An example of this process is shown below in red, starting with a user manually updating a timezone on a Bookable Resource. The Flow then checks if the values are already synchronized and updates the value in User Settings since they are not. This then triggers the paired Flow which checks if the values are synchronized, sees that they are, and exits without making an update.
To implement this logic, we first need to add a Get a Record action so we have the User Settings value for comparison. Put this step between the trigger and the update action. In this example we choose the (Current) environment, the User Settings entity and use the trigger’s User lookup field as the record identifier.
Now that we have both of the timezone values we want to stay synchronized, we can compare them directly with a Condition step.
The final step is to add a Terminate action in the If Yes result of the condition. Make sure to set the Status to Cancelled or Succeeded so you can distinguish this result from actual errors.
Alternatively, the same result can be achieved by moving the Update a Record step into the If no result to prevent it from being triggered if the Flows are in a loop.

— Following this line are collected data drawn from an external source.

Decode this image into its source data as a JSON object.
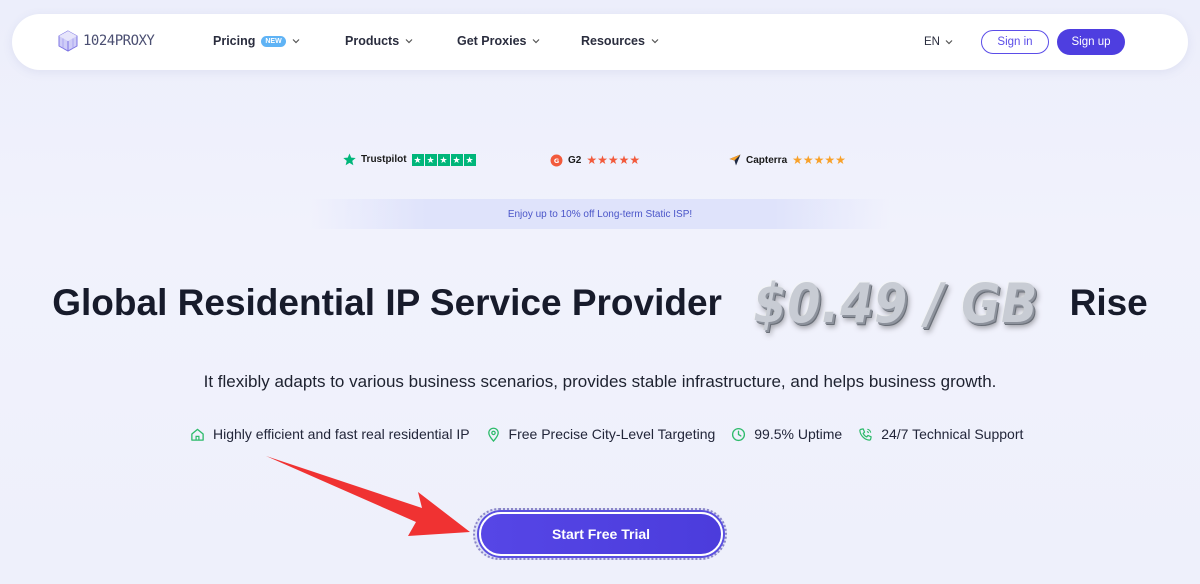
{
  "nav": {
    "logo_text": "1024PROXY",
    "items": [
      {
        "label": "Pricing",
        "badge": "NEW"
      },
      {
        "label": "Products"
      },
      {
        "label": "Get Proxies"
      },
      {
        "label": "Resources"
      }
    ],
    "language": "EN",
    "sign_in": "Sign in",
    "sign_up": "Sign up"
  },
  "ratings": [
    {
      "name": "Trustpilot",
      "stars": 5,
      "icon": "trustpilot-star-icon"
    },
    {
      "name": "G2",
      "stars": 5,
      "icon": "g2-logo-icon"
    },
    {
      "name": "Capterra",
      "stars": 5,
      "icon": "capterra-logo-icon"
    }
  ],
  "promo": "Enjoy up to 10% off Long-term Static ISP!",
  "hero": {
    "headline_prefix": "Global Residential IP Service Provider",
    "price": "$0.49 / GB",
    "headline_suffix": "Rise",
    "subtitle": "It flexibly adapts to various business scenarios, provides stable infrastructure, and helps business growth."
  },
  "features": [
    {
      "icon": "home-icon",
      "label": "Highly efficient and fast real residential IP"
    },
    {
      "icon": "location-pin-icon",
      "label": "Free Precise City-Level Targeting"
    },
    {
      "icon": "clock-icon",
      "label": "99.5% Uptime"
    },
    {
      "icon": "phone-icon",
      "label": "24/7 Technical Support"
    }
  ],
  "cta": "Start Free Trial",
  "colors": {
    "brand": "#4e3ee0",
    "feature_icon": "#2dbb6b",
    "arrow": "#f03232",
    "trustpilot": "#00b67a"
  }
}
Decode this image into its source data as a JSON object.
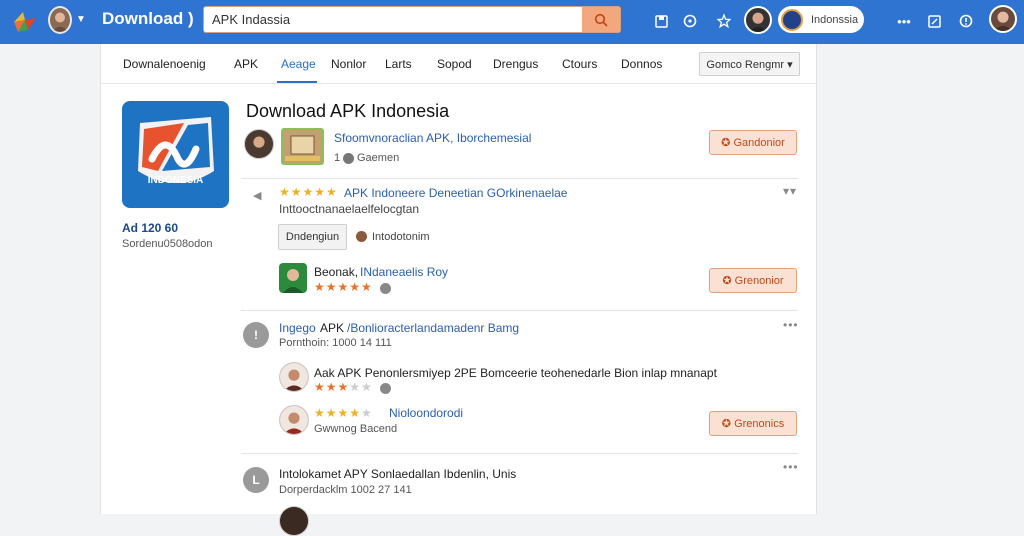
{
  "topbar": {
    "title": "Download )",
    "search_value": "APK Indassia",
    "chip_label": "Indonssia",
    "icons": [
      "logo-icon",
      "caret-down-icon",
      "search-icon",
      "save-icon",
      "help-icon",
      "star-icon",
      "more-icon",
      "edit-icon",
      "info-icon"
    ]
  },
  "nav": {
    "items": [
      "Downalenoenig",
      "APK",
      "Aeage",
      "Nonlor",
      "Larts",
      "Sopod",
      "Drengus",
      "Ctours",
      "Donnos"
    ],
    "active": "Aeage",
    "button": "Gomco Rengmr ▾"
  },
  "app": {
    "title": "Download APK Indonesia",
    "icon_label": "INDONESIA",
    "version": "Ad 120 60",
    "meta": "Sordenu0508odon"
  },
  "header_row": {
    "link": "Sfoomvnoraclian APK, Iborchemesial",
    "count": "1",
    "sub": "Gaemen",
    "button": "Gandonior"
  },
  "review1": {
    "stars": "★★★★★",
    "link": "APK Indoneere Deneetian GOrkinenaelae",
    "sub": "Inttooctnanaelaelfelocgtan",
    "tag_button": "Dndengiun",
    "tag_text": "Intodotonim",
    "user": "Beonak, ",
    "user_link": "INdaneaelis Roy",
    "button": "Grenonior"
  },
  "comment1": {
    "icon_text": "!",
    "title": "Ingego",
    "title_bold": "APK",
    "title_link": "/Bonlioracterlandamadenr Bamg",
    "sub": "Pornthoin: 1000 14 111",
    "reply1_text": "Aak APK Penonlersmiyep 2PE Bomceerie teohenedarle Bion inlap mnanapt",
    "reply2_link": "Nioloondorodi",
    "reply2_sub": "Gwwnog Bacend",
    "button": "Grenonics"
  },
  "comment2": {
    "icon_text": "L",
    "title": "Intolokamet APY Sonlaedallan Ibdenlin, Unis",
    "sub": "Dorperdacklm 1002 27 141"
  },
  "colors": {
    "topbar": "#2f74d0",
    "accent_orange": "#f3a77c",
    "link_blue": "#2a5fb0"
  }
}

The Flow will now only execute the Update action if the values aren’t already in sync, thereby breaking infinite loops. In practice this means the first Flow runs normally and triggers the second Flow, which terminates on the check, breaking the loop.
Your final Flow should look like this:
I recommend adding the infinite loop check to the other Flow in the pair, but as long as one Flow in the loop has a check condition like this, then the infinite loop will be avoided.
This strategy can be expanded to more complicated update steps by adding additional And rows to the check condition, using variables to calculate what a complex field should be, and more.